Dr. KM überlegt: wenn er sich mit der Mutter darauf einigt, dass man abwarten und beobachten wolle – bei insgesamt 12 Stellen – so bedeutet dies für ihn einen ziemlichen Zeitaufwand, um das Gespräch und die Argumente in der Kartei zu dokumentieren, gleichwohl muss er davon ausgehen, dass irgendwo eine Initialkaries weiter voranschreiten könnte und die Mutter ihn später doch noch zur Rechenschaft zieht, weil er nicht zeitnah behandelt hat, so dass ihm letztlich auch die Dokumentation bei einer ungünstigen Entwicklung nicht helfen würde. Außerdem soll sich die Anschaffung der KI-Software ja amortisieren, und dass es sich bei der Behandlung der Initialkaries um Analogleistungen handelt, ist ja eigentlich nicht sein Problem, sondern das des Patienten. Andererseits möchte er die ganze Familie, die treue Patienten der Praxis sind, nicht verlieren; er möchte überhaupt keinen Dissens wegen dieser Sache. Oder soll er die Initialkaries hier konventionell zweiflächig aufziehen, und damit möglicherweise den Zähnen unnötige Füllungen geben? Und soll er in Zukunft vielleicht gleich die konventionelle Füllung neben der minimalinvasiven Analogleistung als Option anbieten, um die Schwierigkeiten mit der Selbstzahlerleistung zu vermeiden, obwohl dies eine schädigende Übertherapie bei den Kindern darstellt?
Anmerkung des Autors:
Dieser Fall demonstriert, welche Probleme entstehen können, wenn die KI – unabhängig davon, ob sie richtig oder falsch liegt – kleinste kariöse Läsionen identifiziert, die ansonsten nicht entdeckt worden wären. Hier könnte ein Impuls zur Überversorgung gesetzt werden. Das kann nun nicht unbedingt der KI als Technologie angelastet werden, sondern damit müsste sich dann die Sozialgesetzgebung befassen. Andererseits ist Abwarten in engen Grenzen eine Therapieoption lege artis; das würde den vorliegenden Fall etwas entschärfen.

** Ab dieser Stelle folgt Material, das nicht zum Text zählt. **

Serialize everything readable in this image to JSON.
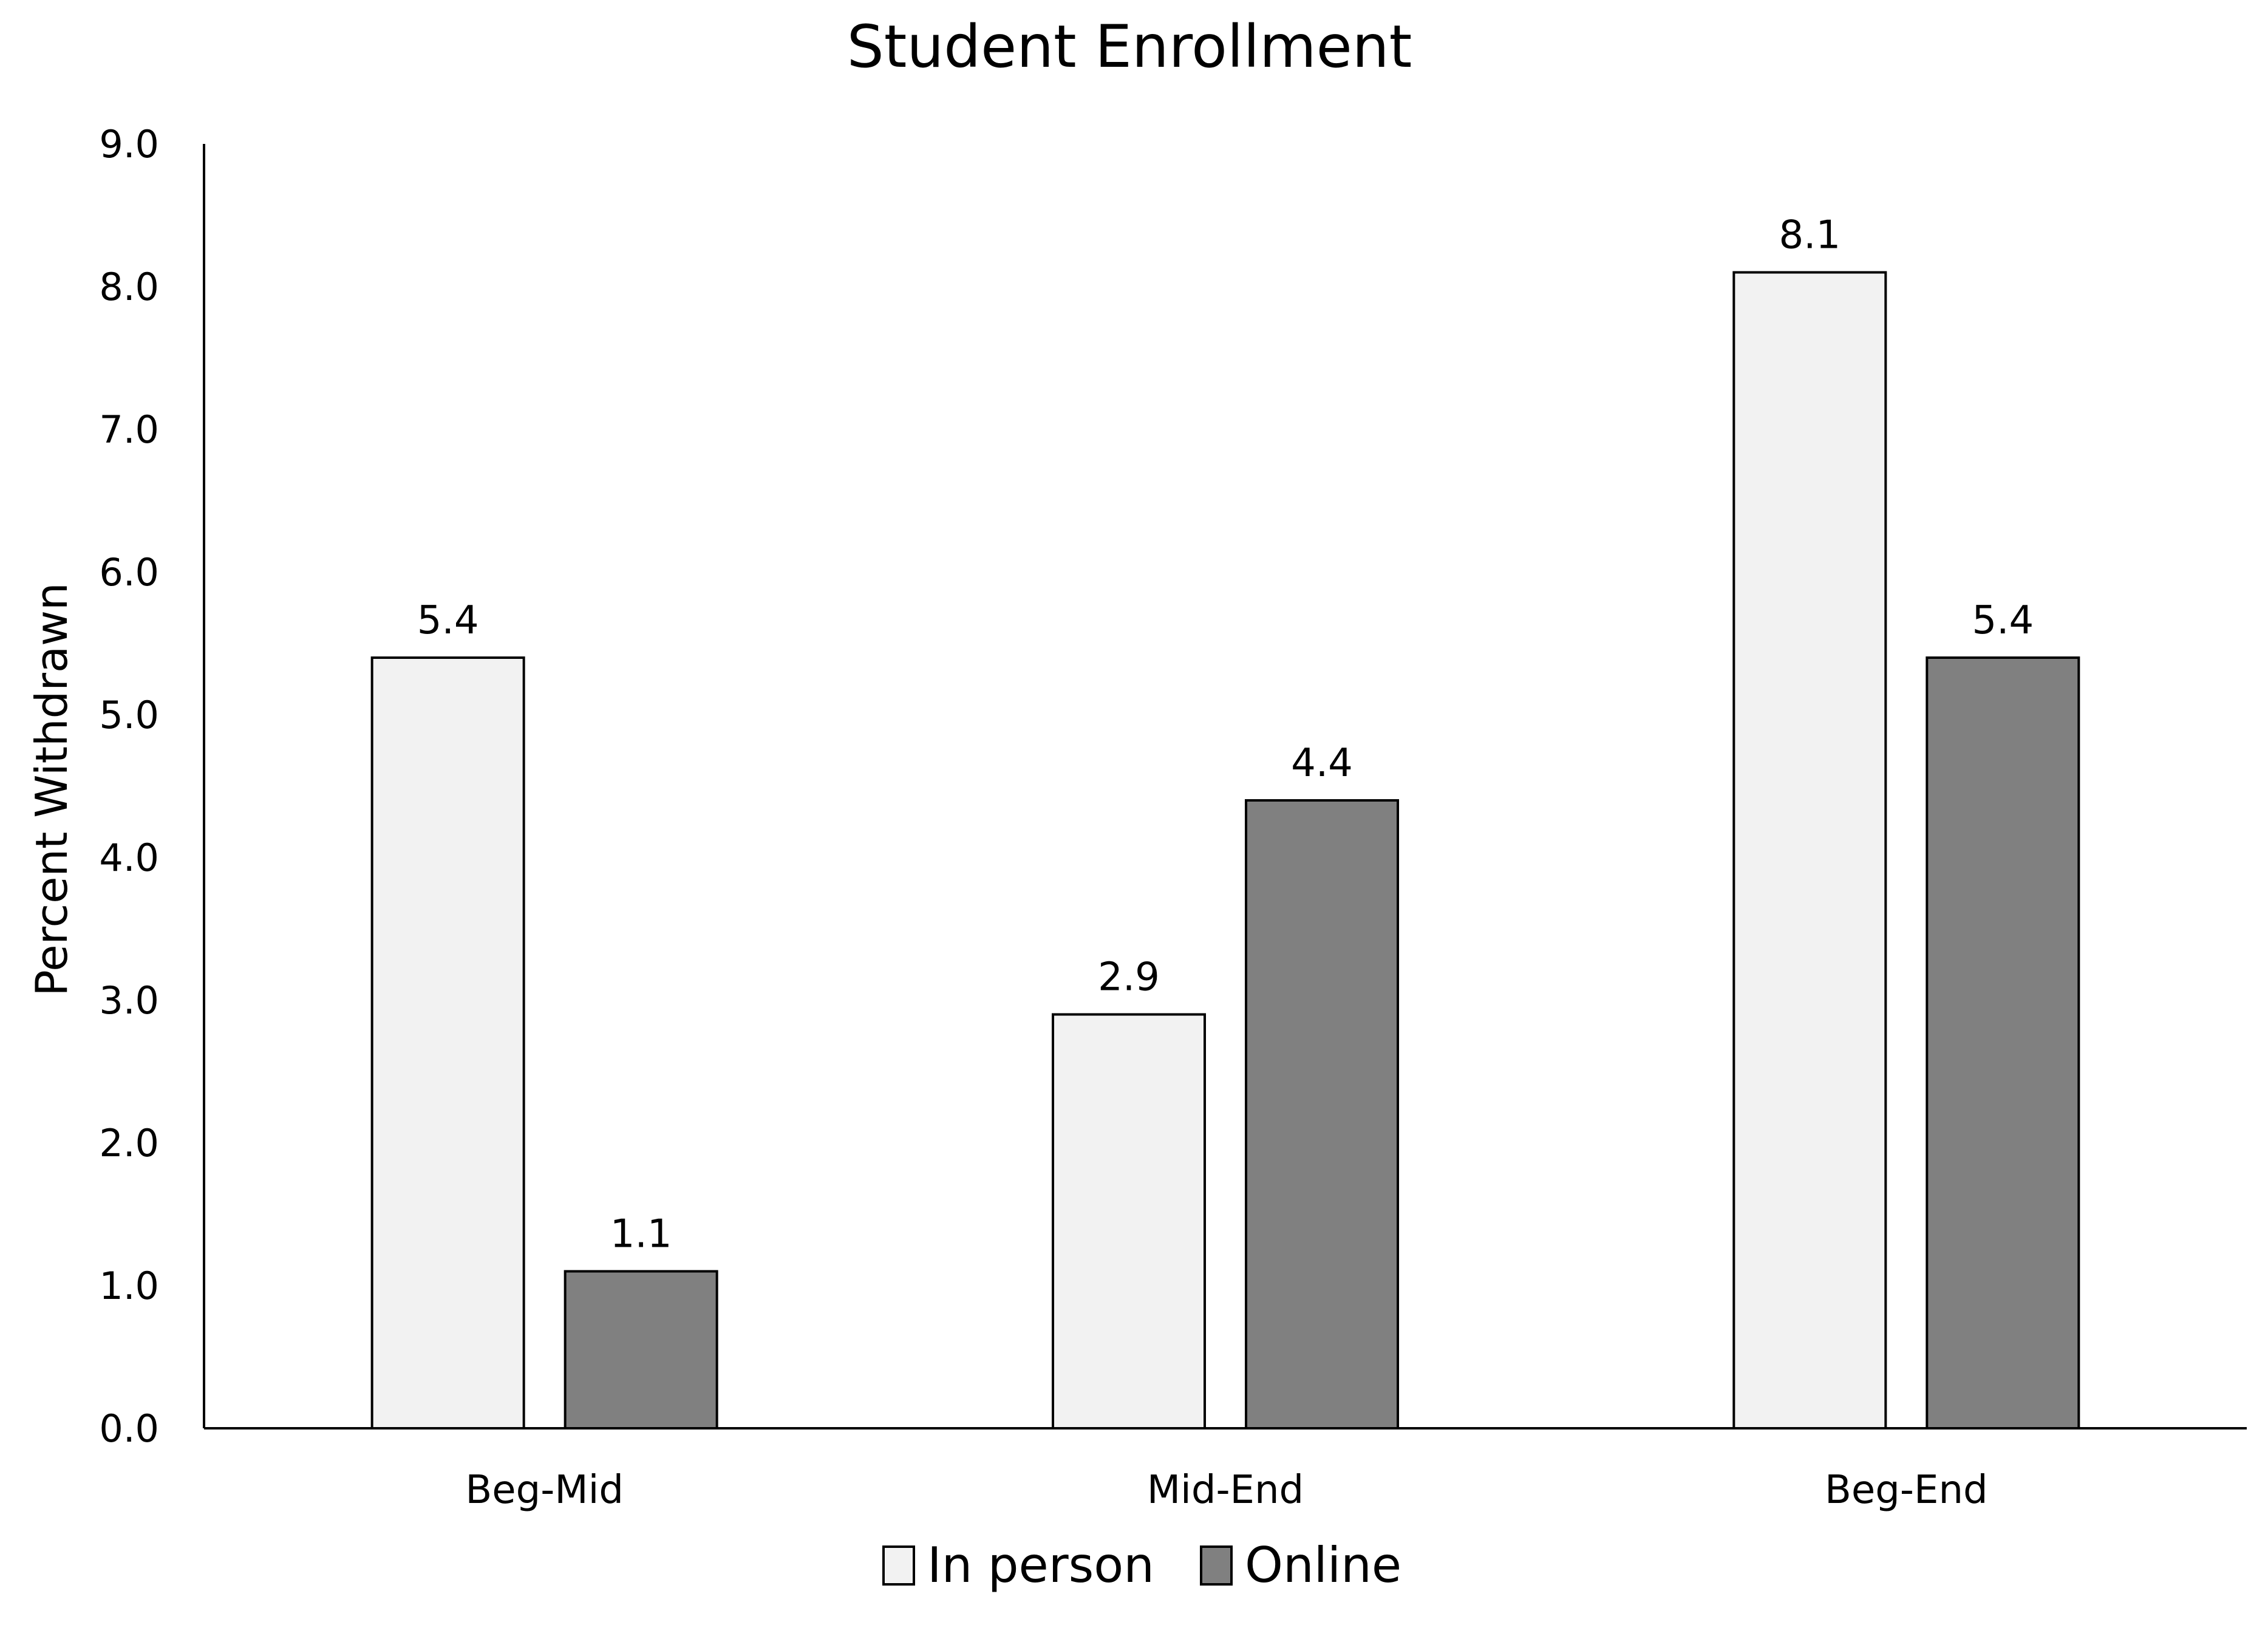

War der Einsatz der KI hier nun vorteilhaft für den Patienten? Hätte der Zahnarzt beim Kauf der KI darüber nachdenken müssen, welche problematischen Kostellationen eintreten können: Schäden im Vertrauen, rechtfertigende Argumentationen, bis hin zum Dissens bei der Entscheidungsfindung?
Die Grundsatzfrage liegt in der Verortung der Verantwortung:
Diagnostische KI wird der "dritte Player" bei der Entscheidungsfindung.
Verantwortung und Haftung liegen jedoch allein beim Zahnarzt.